NVIDIA Groq 3 LPX: Low-Latency Inference at Rack Scale
NVIDIA has unveiled the Groq 3 LPX, a new rack-scale inference accelerator designed to power next-generation agentic AI systems. Co-engineered with the Vera Rubin NVL72 GPU, the LPX targets emerging workloads that demand both high throughput and ultra-low, predictable latency—enabling token generation speeds approaching 1,000 tokens per second per user.
The system architecture revolves around 256 interconnected Groq 3 LPU accelerators operating deterministically through compiler-orchestrated execution. Key specifications include:
- 315 PFLOPS of FP8 compute capacity
- 40 PB/s on-chip SRAM bandwidth
- 640 TB/s scale-up chip-to-chip bandwidth
- 128 GB total distributed SRAM
- Integrated into NVIDIA MGX ETL rack infrastructure
Heterogeneous Serving Architecture
The LPX does not replace Vera Rubin NVL72 GPUs but complements them in a heterogeneous serving strategy. While Rubin handles prefill, decode attention, and throughput-intensive workloads, the LPX specializes in latency-sensitive decode operations—specifically FFN (feedforward network) and MoE (mixture-of-experts) execution. This division of labor allows data centers to maintain high aggregate token production while delivering responsive interactive experiences.
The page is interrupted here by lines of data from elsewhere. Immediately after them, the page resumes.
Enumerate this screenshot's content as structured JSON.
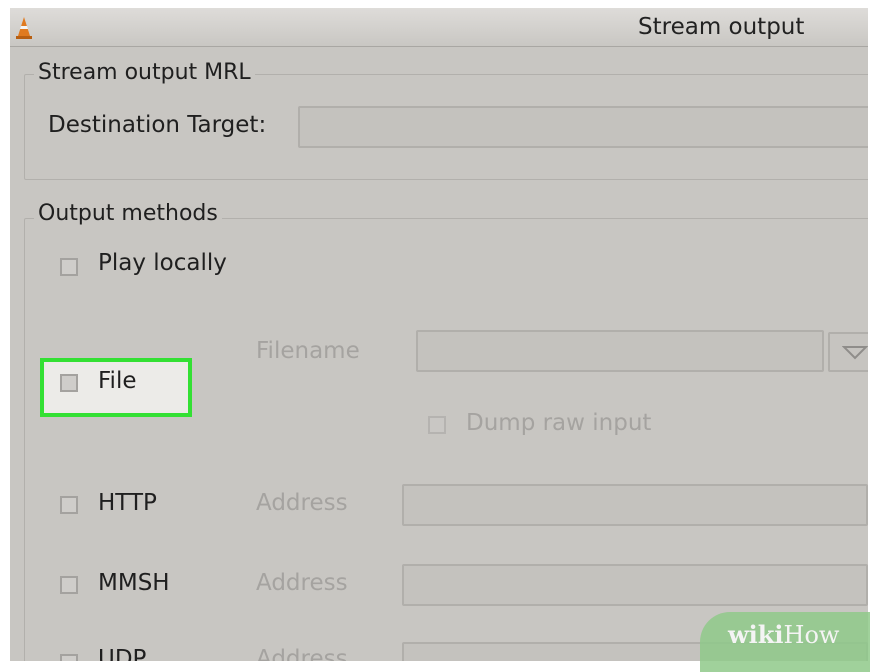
{
  "window": {
    "title": "Stream output"
  },
  "mrl": {
    "legend": "Stream output MRL",
    "destination_label": "Destination Target:",
    "destination_value": ""
  },
  "methods": {
    "legend": "Output methods",
    "play_locally": "Play locally",
    "file": {
      "label": "File",
      "filename_label": "Filename",
      "filename_value": "",
      "dump_raw": "Dump raw input"
    },
    "http": {
      "label": "HTTP",
      "address_label": "Address",
      "address_value": ""
    },
    "mmsh": {
      "label": "MMSH",
      "address_label": "Address",
      "address_value": ""
    },
    "udp": {
      "label": "UDP",
      "address_label": "Address",
      "address_value": ""
    }
  },
  "watermark": {
    "wiki": "wiki",
    "how": "How"
  },
  "colors": {
    "highlight": "#33e033",
    "window_bg": "#c8c6c2"
  }
}
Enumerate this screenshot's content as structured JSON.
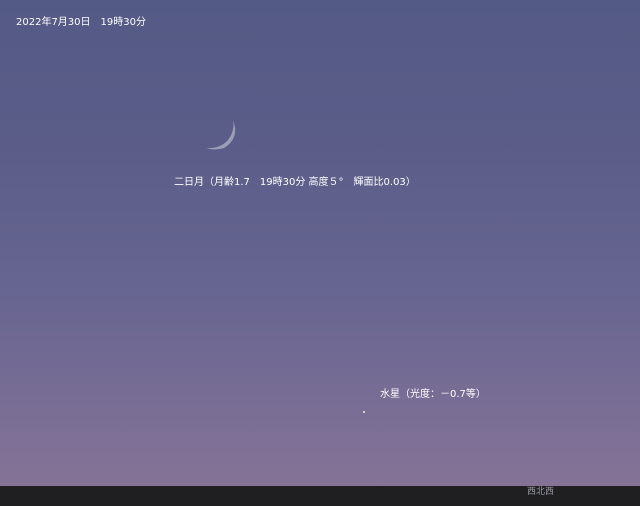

NVIDIA claims this pairing delivers up to 35x higher inference throughput per megawatt and 10x more revenue opportunity for trillion-parameter models compared to prior configurations.
Enabling Multi-Agent and Agentic Systems
The architecture targets use cases where speed of thought computing matters: multi-agent coordination, speculative decoding, and continuous reasoning loops that operate faster than traditional conversational turn-taking. With stable, predictable per-token latency even under high concurrency, the LPX is positioned for mission-critical interactive AI services where tail latency directly impacts user experience.
The system is available as part of the broader NVIDIA Vera Rubin platform and can be deployed alongside standard data center infrastructure using the MGX ETL rack design.